Open the door of the aircraft during flight is extremely dangerous

This is not so. Experienced pilot and blogger Patrick Smith explained that after takeoff the aircraft doors are under great pressure. That is, to open a door, you will need the strength of Superman. Any man, even the world weight lifting champion can't do it.

So if you are afraid that some tipsy passenger during flight will open the door and passengers begin to fly overboard, you do not have to worry about. It is absolutely impossible.

If the surface of the aircraft formed a small hole, all passengers will be 'sucked' overboard

Rapid decompression and subsequent crash could be caused by the explosion or significant structural damage.

From small gap decompression pressure really falls, but as it is evenly distributed over the whole plane, plane can fly safety to the nearest airport and do emergency landing.

At high altitude man drunk faster

This myth refuted "Myth Busters". Blood alcohol level on the ground and the plane is the same. However, since the air on board oxygen is usually less, people can really feel drunk, even if they did not touch alcohol at all.

During the flight, the faeces are released into the air

Stories of the fallen from the sky right on the head excrement - pure fiction. The pilot can not open sewage tank during flight. If someone's head fell suspicious substance, likely we need to blame the birds.

If you click on the sink, sitting on the toilet in an airplane, you can get stuck

You can only get stuck if your body forms a perfect airtight stopper. It's pretty difficult. "Myth Busters" Adam Savage tried to do this trick, but he can't achieve it.

Constant circulation of the same portion of air in the plane leads to the spread of diseases

Air moves in a circle until it gets into the lower compartment, where about half disappears overboard. The remaining half goes through filters, mixed with a portion of fresh air and this mix makes a new turn.

Boeing manufacturers claim that thanks to this system and filters, 94 to 99 percent of all airborne bacteria is neutralized and air is updated every two or three minutes - much more often than in buildings. Danger of catching any infection rather may come from such surfaces as folding tables. So it makes sense to have disinfectant wipes.

Seat belt can reduce your chances of survival in case of disaster

Here the situation is much the same as with the seat belt in the car. It is possible to imagine a situation when stuck fixing prevent to quickly get out of the aircraft. But in general, benefit from it is much more than harm.

In accident situations, a person can throw out of the chair, hit the hull or hit another passenger.
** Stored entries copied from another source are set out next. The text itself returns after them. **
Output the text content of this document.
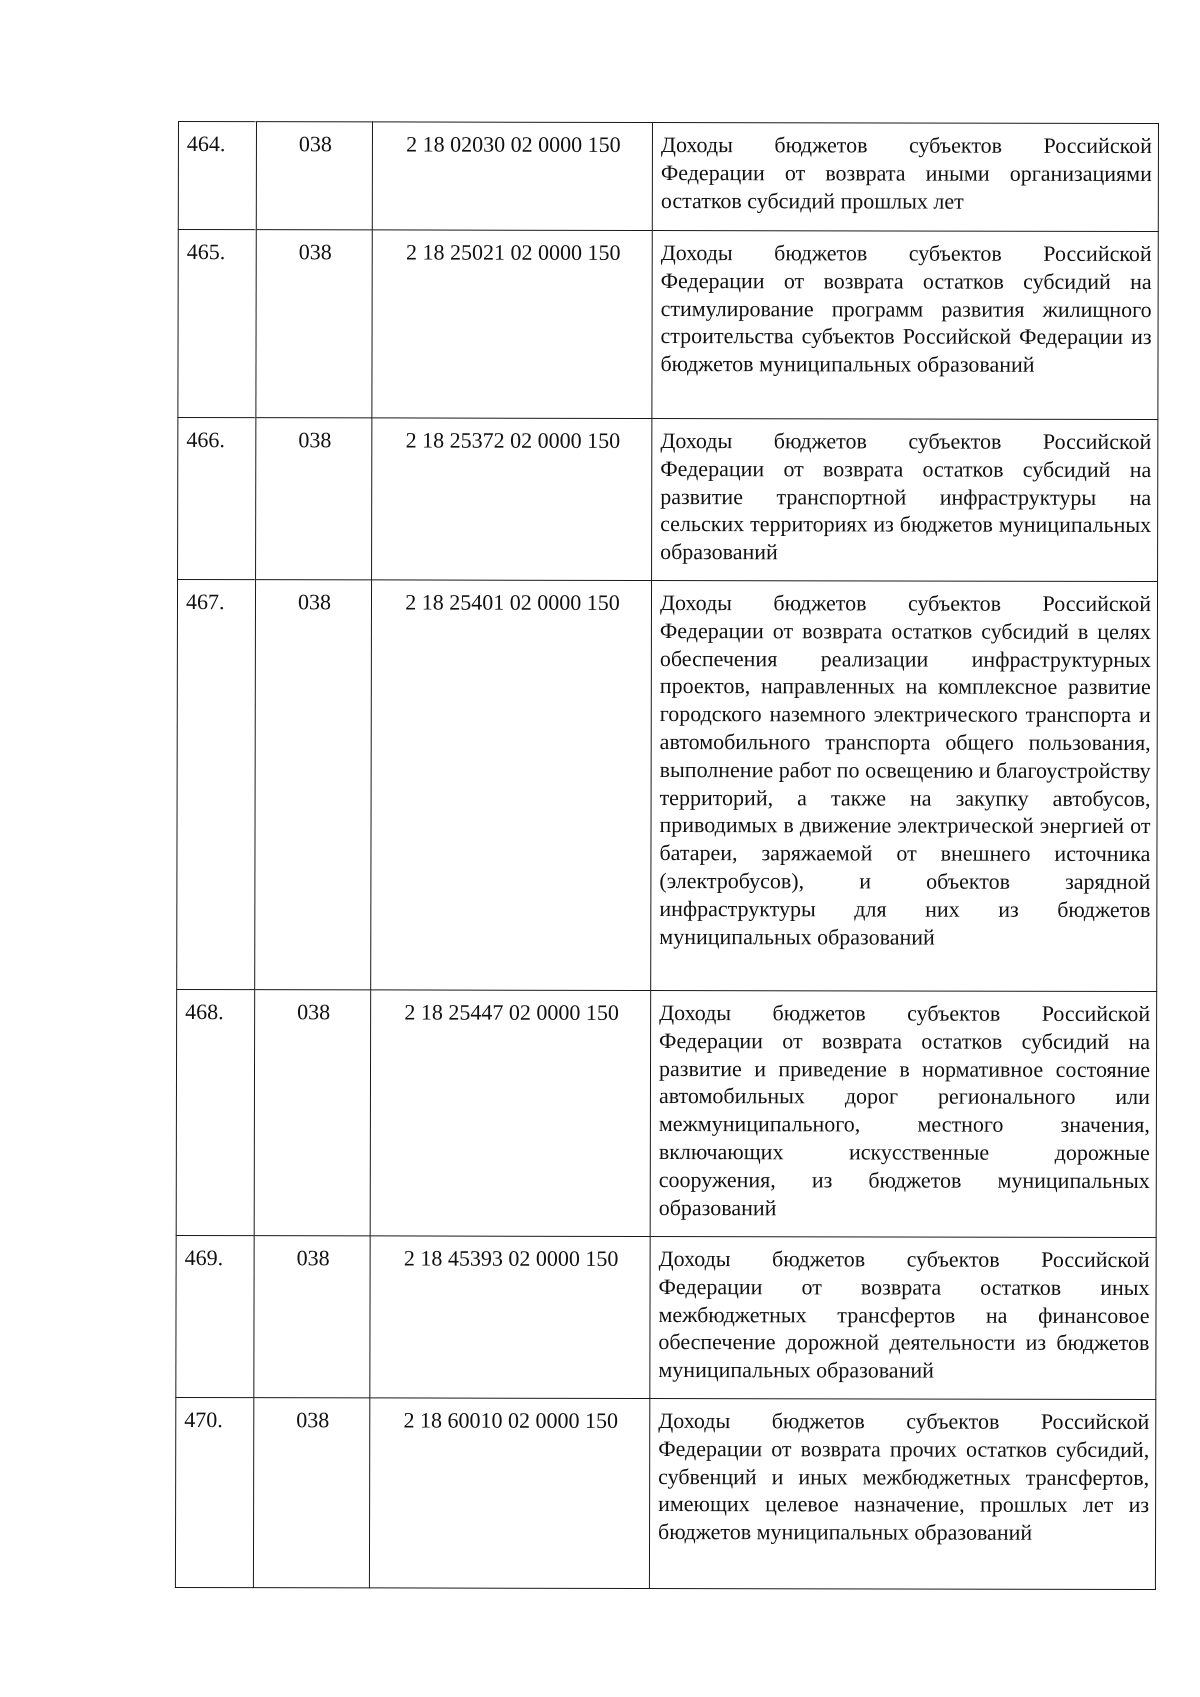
464.	038	2 18 02030 02 0000 150	Доходы бюджетов субъектов Российской Федерации от возврата иными организациями остатков субсидий прошлых лет
465.	038	2 18 25021 02 0000 150	Доходы бюджетов субъектов Российской Федерации от возврата остатков субсидий на стимулирование программ развития жилищного строительства субъектов Российской Федерации из бюджетов муниципальных образований
466.	038	2 18 25372 02 0000 150	Доходы бюджетов субъектов Российской Федерации от возврата остатков субсидий на развитие транспортной инфраструктуры на сельских территориях из бюджетов муниципальных образований
467.	038	2 18 25401 02 0000 150	Доходы бюджетов субъектов Российской Федерации от возврата остатков субсидий в целях обеспечения реализации инфраструктурных проектов, направленных на комплексное развитие городского наземного электрического транспорта и автомобильного транспорта общего пользования, выполнение работ по освещению и благоустройству территорий, а также на закупку автобусов, приводимых в движение электрической энергией от батареи, заряжаемой от внешнего источника (электробусов), и объектов зарядной инфраструктуры для них из бюджетов муниципальных образований
468.	038	2 18 25447 02 0000 150	Доходы бюджетов субъектов Российской Федерации от возврата остатков субсидий на развитие и приведение в нормативное состояние автомобильных дорог регионального или межмуниципального, местного значения, включающих искусственные дорожные сооружения, из бюджетов муниципальных образований
469.	038	2 18 45393 02 0000 150	Доходы бюджетов субъектов Российской Федерации от возврата остатков иных межбюджетных трансфертов на финансовое обеспечение дорожной деятельности из бюджетов муниципальных образований
470.	038	2 18 60010 02 0000 150	Доходы бюджетов субъектов Российской Федерации от возврата прочих остатков субсидий, субвенций и иных межбюджетных трансфертов, имеющих целевое назначение, прошлых лет из бюджетов муниципальных образований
So it is better to spend a couple of seconds to ensure that your seat belt is correctly fixed.

Pilots can control the air flow to keep passengers sleepy and save fuel

The oxygen level is determined by the air pressure and can't be controlled by pilots

Oxygen masks - intended only to calm passengers

In fact, in the case of decompression, crew and passengers will have to rely on outside air, where the oxygen content is quite insufficient. And while the plane will not fall low enough to at least three thousand meters without oxygen masks you will not survive.
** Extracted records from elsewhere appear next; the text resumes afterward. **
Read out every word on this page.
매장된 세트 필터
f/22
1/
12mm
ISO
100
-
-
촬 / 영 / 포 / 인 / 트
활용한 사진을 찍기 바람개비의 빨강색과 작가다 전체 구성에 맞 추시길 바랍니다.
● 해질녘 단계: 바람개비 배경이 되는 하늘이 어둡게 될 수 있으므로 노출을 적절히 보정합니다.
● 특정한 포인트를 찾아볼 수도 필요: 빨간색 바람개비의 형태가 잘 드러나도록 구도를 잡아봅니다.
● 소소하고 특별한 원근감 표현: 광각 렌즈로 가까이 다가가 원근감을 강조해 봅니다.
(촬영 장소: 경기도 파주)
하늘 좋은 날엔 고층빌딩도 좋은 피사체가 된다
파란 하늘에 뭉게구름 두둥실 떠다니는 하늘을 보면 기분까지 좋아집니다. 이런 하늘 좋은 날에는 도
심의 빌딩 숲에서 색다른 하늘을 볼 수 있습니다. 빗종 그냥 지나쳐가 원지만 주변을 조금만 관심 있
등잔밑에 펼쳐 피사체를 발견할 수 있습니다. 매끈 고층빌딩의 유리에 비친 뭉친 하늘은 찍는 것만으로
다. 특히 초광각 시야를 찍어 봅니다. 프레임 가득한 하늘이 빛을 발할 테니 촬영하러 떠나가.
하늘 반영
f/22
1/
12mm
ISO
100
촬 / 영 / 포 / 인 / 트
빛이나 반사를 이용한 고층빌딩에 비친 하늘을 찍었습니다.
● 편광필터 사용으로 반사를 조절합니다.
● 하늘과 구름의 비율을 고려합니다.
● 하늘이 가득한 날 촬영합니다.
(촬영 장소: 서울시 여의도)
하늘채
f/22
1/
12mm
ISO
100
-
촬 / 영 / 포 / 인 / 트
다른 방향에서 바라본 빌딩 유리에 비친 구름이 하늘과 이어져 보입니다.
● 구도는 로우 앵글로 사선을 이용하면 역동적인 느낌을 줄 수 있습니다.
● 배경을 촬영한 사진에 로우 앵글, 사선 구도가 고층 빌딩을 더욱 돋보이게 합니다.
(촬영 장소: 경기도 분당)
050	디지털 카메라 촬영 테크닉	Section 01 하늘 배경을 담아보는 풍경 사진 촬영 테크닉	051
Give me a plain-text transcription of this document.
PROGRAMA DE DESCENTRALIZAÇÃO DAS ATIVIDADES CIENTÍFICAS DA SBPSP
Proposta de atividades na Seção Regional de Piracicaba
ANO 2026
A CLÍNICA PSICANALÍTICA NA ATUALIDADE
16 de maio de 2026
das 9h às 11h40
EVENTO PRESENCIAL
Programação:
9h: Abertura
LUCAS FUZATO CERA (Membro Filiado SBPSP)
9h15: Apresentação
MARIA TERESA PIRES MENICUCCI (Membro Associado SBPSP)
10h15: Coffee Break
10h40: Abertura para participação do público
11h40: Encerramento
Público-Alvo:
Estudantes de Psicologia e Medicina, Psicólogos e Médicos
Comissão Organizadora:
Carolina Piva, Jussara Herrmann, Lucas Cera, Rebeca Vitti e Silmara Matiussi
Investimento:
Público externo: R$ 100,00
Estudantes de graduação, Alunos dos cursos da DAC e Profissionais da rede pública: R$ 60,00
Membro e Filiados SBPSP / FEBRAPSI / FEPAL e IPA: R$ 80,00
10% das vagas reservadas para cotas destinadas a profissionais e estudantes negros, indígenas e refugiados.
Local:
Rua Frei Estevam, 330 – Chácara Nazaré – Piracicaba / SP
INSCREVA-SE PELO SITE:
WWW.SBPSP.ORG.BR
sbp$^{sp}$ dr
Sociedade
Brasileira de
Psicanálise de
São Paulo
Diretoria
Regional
Chances of surviving a plane crash almost zero

During the catastrophe of Boeing 777 in San Francisco, was saved 304 of 307 passengers. In addition, according to the U.S. National Council for Transport Safety during flights incidents between 1983 and 2000, 95 percent of the passengers survived these flights. Under the 'incident' means all cases that have led to major damage to the aircraft, death or injury of passengers.